По другую сторону окна, там, где улица, сидела молодая, зеленая еще муха и, затаив дыхание, наблюдала за старой.

Часа через два та упала без сил.

Молодая спросила:

– Если не секрет, зачем биться о стекло, когда рядом открыто окно настежь?!

Старая муха еле двигала челюстями:

– Глупая! В открытое окно любой дурак вылететь может! «Влетел – вылетел, влетел – вылетел» – разве живем ради этого? А вот ты поработай своей головой, пока не распухнет! Пока пол с потолком не сольется! И вот, когда жужжать уже нечем, ползешь туда, где открыто!

Мой папа бился головой о стекло. Мама покойная билась. И мне завещали: только преодолевая трудности, почувствуешь себя человеком!

Чужой пассажир

По перрону, задыхаясь, бежал человек с чемоданом. Добежав до шестого вагона, сунул проводнице билет:

– Фу! Еле успел!

– Минуточку! – сказала девушка в пилотке. – Успели, да не туда! Это не ваш поезд!

– Как не мой?! А чей?

– Наш двадцать пятый, а ваш двадцать восьмой! Он ушел час назад. Счастливого пути!

– Постойте! – закричал пассажир, набирая скорость вместе с поездом. – Я купил билет! Дайте влезть!

– Я тебе влезу! – рявкнула проводница. – Не лапайте чужой поезд! Бегите в кассу, поменяйте билет, тогда милости просим! Или дуйте к бригадиру в десятый вагон!..

Гражданин прибавил скорость и, поравнявшись с десятым вагоном, завопил в открытое окно:

– Купил билет в шестой вагон, а она говорит «не ваш поезд»!

Поправляя перед зеркалом фуражку, бригадир сказал:

– У меня сейчас обход состава.
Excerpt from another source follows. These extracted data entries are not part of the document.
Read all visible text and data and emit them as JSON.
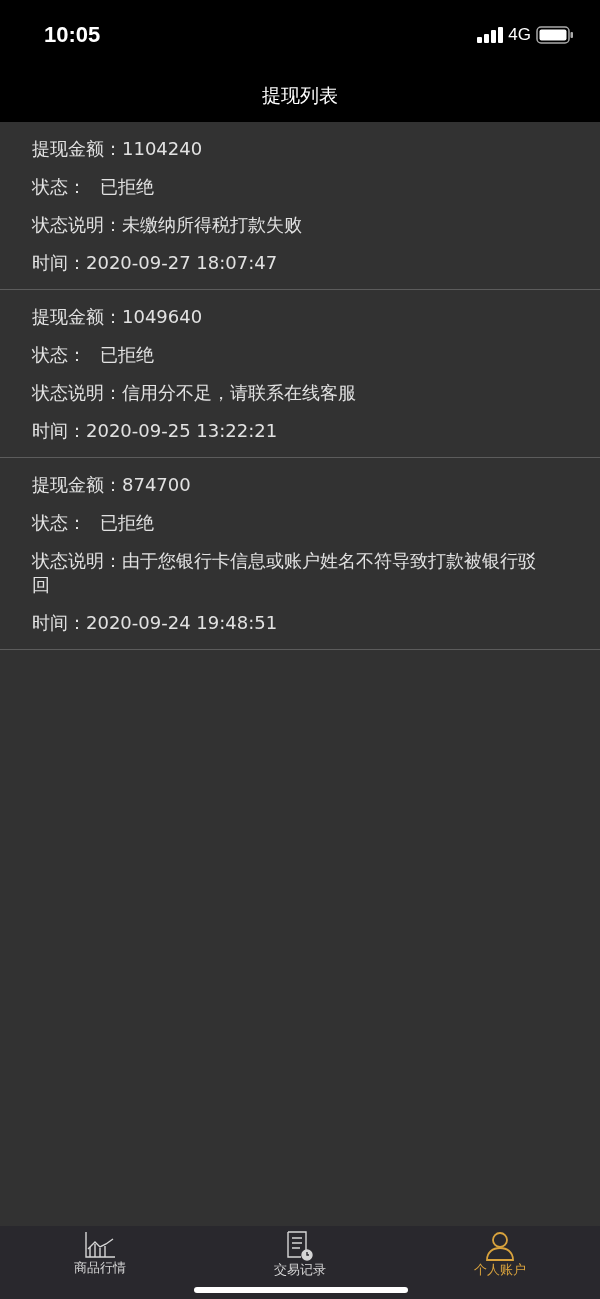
{
  "status_bar": {
    "time": "10:05",
    "network": "4G"
  },
  "header": {
    "title": "提现列表"
  },
  "records": [
    {
      "fields": [
        {
          "label": "提现金额：",
          "value": "1104240"
        },
        {
          "label": "状态：",
          "value": "已拒绝"
        },
        {
          "label": "状态说明：",
          "value": "未缴纳所得税打款失败"
        },
        {
          "label": "时间：",
          "value": "2020-09-27 18:07:47"
        }
      ]
    },
    {
      "fields": [
        {
          "label": "提现金额：",
          "value": "1049640"
        },
        {
          "label": "状态：",
          "value": "已拒绝"
        },
        {
          "label": "状态说明：",
          "value": "信用分不足，请联系在线客服"
        },
        {
          "label": "时间：",
          "value": "2020-09-25 13:22:21"
        }
      ]
    },
    {
      "fields": [
        {
          "label": "提现金额：",
          "value": "874700"
        },
        {
          "label": "状态：",
          "value": "已拒绝"
        },
        {
          "label": "状态说明：",
          "value": "由于您银行卡信息或账户姓名不符导致打款被银行驳回"
        },
        {
          "label": "时间：",
          "value": "2020-09-24 19:48:51"
        }
      ]
    }
  ],
  "tab_bar": [
    {
      "kind": "chart",
      "label": "商品行情",
      "selected": false
    },
    {
      "kind": "document",
      "label": "交易记录",
      "selected": false
    },
    {
      "kind": "person",
      "label": "个人账户",
      "selected": true
    }
  ]
}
Загляните минут через тридцать!..

Через полчаса он вернулся и ухватил протянутый в окно билет:

– Во печатают, чем не сволочи? Скажите Гале, я разрешил!..

Пассажир сбавил скорость и, поравнявшись с шестым вагоном, закричал:

– Галочка! Бригадир сказал: сажайте меня!
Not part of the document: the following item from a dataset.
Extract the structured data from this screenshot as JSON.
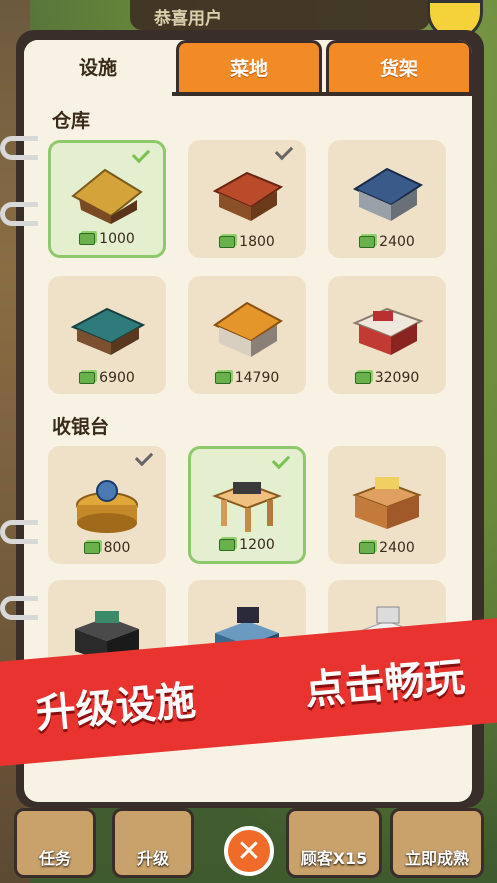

– У вас тринадцатое место! А на нем едет женщина! Незамужняя! Что вы с ней на одной полке делать будете? Не посажу! Так бригадиру и передайте!..

Состав набрал скорость и грохотал на стыках. Пассажиры начали раскладывать на столиках ужин.

– А ведь хорошо бежит, товарищ! – сказал лысый дядька. – Могу поспорить, дома он будет раньше нас!

Пассажир в шортиках не спеша резал сало:

– По асфальту каждый может. Посмотрим, как он, родимый, по болоту пойдет…

Пассажир с чемоданом продолжал мотаться вдоль поезда от проводницы к бригадиру и обратно. Он был уже в трусах, майке и галстуке.

Чуя добычу, в небе кружил орел-стервятник.

По вагонам пошли ревизоры:

– А за окном у вас кто бежит?

– Да вроде с нашего поезда!

– С нашего?! – Ревизор высунулся в окно: – Молодой человек! Билет есть?

Гражданин полез в трусы за билетом.

– Верю! Надо людям верить! – сказал ревизор, обращаясь к пассажирам. – Пусть бежит согласно билету. А то некоторые норовят зайцем!..

В купе ехала бабушка с внучкой и двое мужчин. Бабушка кормила внучку с ложечки, приговаривая:

– Это скушай за маму! Это за папу! Это за того дядю, который бежит к своей бабушке!

Мужчины чокались и повторяли: «За папу! За маму! За того мужика!»

…Пассажиры укладывались спать. Проводница пила чай, поглядывая в окно. Там в свете редких фонарей мелькал человек с чемоданом.

И тут проводница не выдержала. Вывалившись в окно, она крикнула:

– Да что ж мы, не люди, что ли?! Давайте сюда чемодан!

Пассажир закинул чемодан в окно и прибавил ходу.

Паровоз дал три коротких гудка.

Пассажир ответил одним длинным.

Геракл

Согласитесь, в каждом приличном городе должна быть достопримечательность. В Париже – Эйфелева башня, в Риме – развалины Колизея в хорошем состоянии.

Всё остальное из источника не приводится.